Shell walks away from the U.S. refining lobby
Shell or Royal Dutch Shell Plc is the first important oil and gas company to announce the plans to leave a U.S. refining lobby, AFPM.

This move comes due to the difference in policies on climate change. The point is that Shell supports the goals set by the Paris Agreement on climate change.

Their aim is to demonstrate to investors that they are familiar and want to accept to meet carbon emission goals set in Paris.

“AFPM has not stated support for the goal of the Paris Agreement. Shell supports the goal of the Paris Agreement,” the Shell said in its statement.

Actually, as our unofficial sources say, this decision is caused by the pressure of the investors.

It isn’t a secret that this oil and gas company has some very important institutional and private investors in the EU and UK who were clamoring about company’s ambiguous stance on the Paris Agreement in recent time.

Shell stated “material misalignment” over climate policy

We found that Shell, in their first review, announced it had discovered “material misalignment” over climate policy with the American Fuel & Petrochemical Manufacturers. That was the reason to announce that it will quit this organization in 2020.

It is obvious that Shell wants to show investors it is on the same page with them concerning the 2015 Paris climate agreement’s goals.

The point of the Paris agreement is to reign in global warming. With that in their minds, supporters aim to do that by lowering carbon emissions to zero by the end of this century.

Maybe this is a showcase of how investors influence on oil companies. Especially, when it comes to the climate.

It looks like no one will fool around with European investors.

Shell’s chief executive officer, Ben van Beurden, took out a more radical position than the boards of other influential oil companies.

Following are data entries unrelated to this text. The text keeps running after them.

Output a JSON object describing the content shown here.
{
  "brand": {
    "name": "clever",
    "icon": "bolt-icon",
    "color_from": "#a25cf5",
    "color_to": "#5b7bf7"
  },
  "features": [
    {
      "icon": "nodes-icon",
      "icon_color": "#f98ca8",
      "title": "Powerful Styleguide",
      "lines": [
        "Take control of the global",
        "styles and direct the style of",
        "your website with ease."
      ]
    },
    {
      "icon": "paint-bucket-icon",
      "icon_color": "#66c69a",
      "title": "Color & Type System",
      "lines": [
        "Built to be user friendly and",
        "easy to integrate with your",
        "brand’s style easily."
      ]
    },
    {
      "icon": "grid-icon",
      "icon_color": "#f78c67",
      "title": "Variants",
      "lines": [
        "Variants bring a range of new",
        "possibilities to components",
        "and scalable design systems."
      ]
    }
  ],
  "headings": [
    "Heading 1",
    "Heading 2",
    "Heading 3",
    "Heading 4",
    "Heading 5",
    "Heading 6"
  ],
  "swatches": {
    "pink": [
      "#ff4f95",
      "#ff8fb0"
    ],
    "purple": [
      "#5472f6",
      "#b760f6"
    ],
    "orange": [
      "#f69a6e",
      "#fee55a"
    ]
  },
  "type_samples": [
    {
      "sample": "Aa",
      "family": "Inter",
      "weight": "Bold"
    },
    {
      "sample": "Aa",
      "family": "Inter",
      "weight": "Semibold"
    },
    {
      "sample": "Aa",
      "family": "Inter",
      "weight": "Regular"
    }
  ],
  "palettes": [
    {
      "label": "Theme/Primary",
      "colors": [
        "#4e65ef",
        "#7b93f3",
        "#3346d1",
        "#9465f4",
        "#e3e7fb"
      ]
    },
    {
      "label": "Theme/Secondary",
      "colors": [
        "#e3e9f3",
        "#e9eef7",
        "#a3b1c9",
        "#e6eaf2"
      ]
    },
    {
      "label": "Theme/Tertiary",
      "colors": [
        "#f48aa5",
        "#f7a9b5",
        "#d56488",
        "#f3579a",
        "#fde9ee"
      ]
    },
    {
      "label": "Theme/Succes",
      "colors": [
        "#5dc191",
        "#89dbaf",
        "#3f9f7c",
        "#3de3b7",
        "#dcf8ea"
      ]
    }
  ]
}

“The need for urgent action in response to climate change has become ever more obvious since the signing of the Paris Agreement in 2015. As a result, society’s expectations in this area have changed, and Shell’s views have also evolved,” van Beurden said.

Royal Dutch Shell plc with its headquarter in Hague, Netherlands, has differed from AFPM on a number of issues. Shell said it also opposed AFPM’s opposition to pricing on carbon and low-carbon technologies.

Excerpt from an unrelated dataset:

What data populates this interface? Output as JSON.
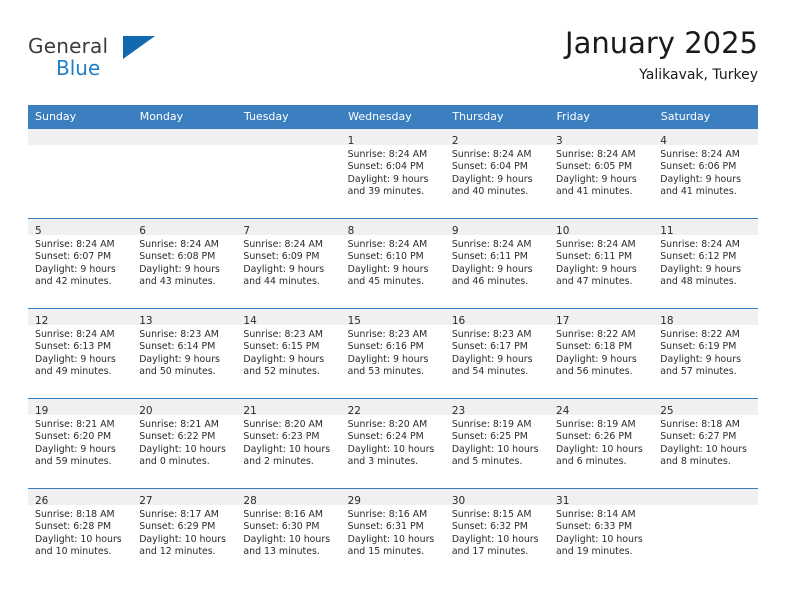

Shell and AFPM have also been at odds about the regulation of renewable fuels.

Shell and some other big refiners in recent years have heavily invested in new, the cleaner, fuel technology.

Shell and AFPM are also in disagreement over regulating the use of renewable fuels. AFPM lobbied against standards requiring refineries to blend and government subsidy for the blending of biofuels into the petrol pool.

AFPM claimed – it hurts independent refineries.

To be clear, it is a conservative political group.

AFPM Chief Executive Chet Thompson thanked Shell for its long-standing collaboration. “We will also continue working on behalf of the refining and petrochemical industries to advance policies that ensure reliable and affordable access to fuels and petrochemicals while being responsible stewards of the environment,” Thompson said in a comment.

Shell’s review was greeted by Adam Matthews, director of ethics and engagement for the Church of England Pensions Board, which invests in Shell.

“This is an industry first,” Matthews said. “With this review Shell have set the benchmark for best practice on corporate climate lobbying not just within oil and gas but across all industries. The challenge now is for others to follow suit.”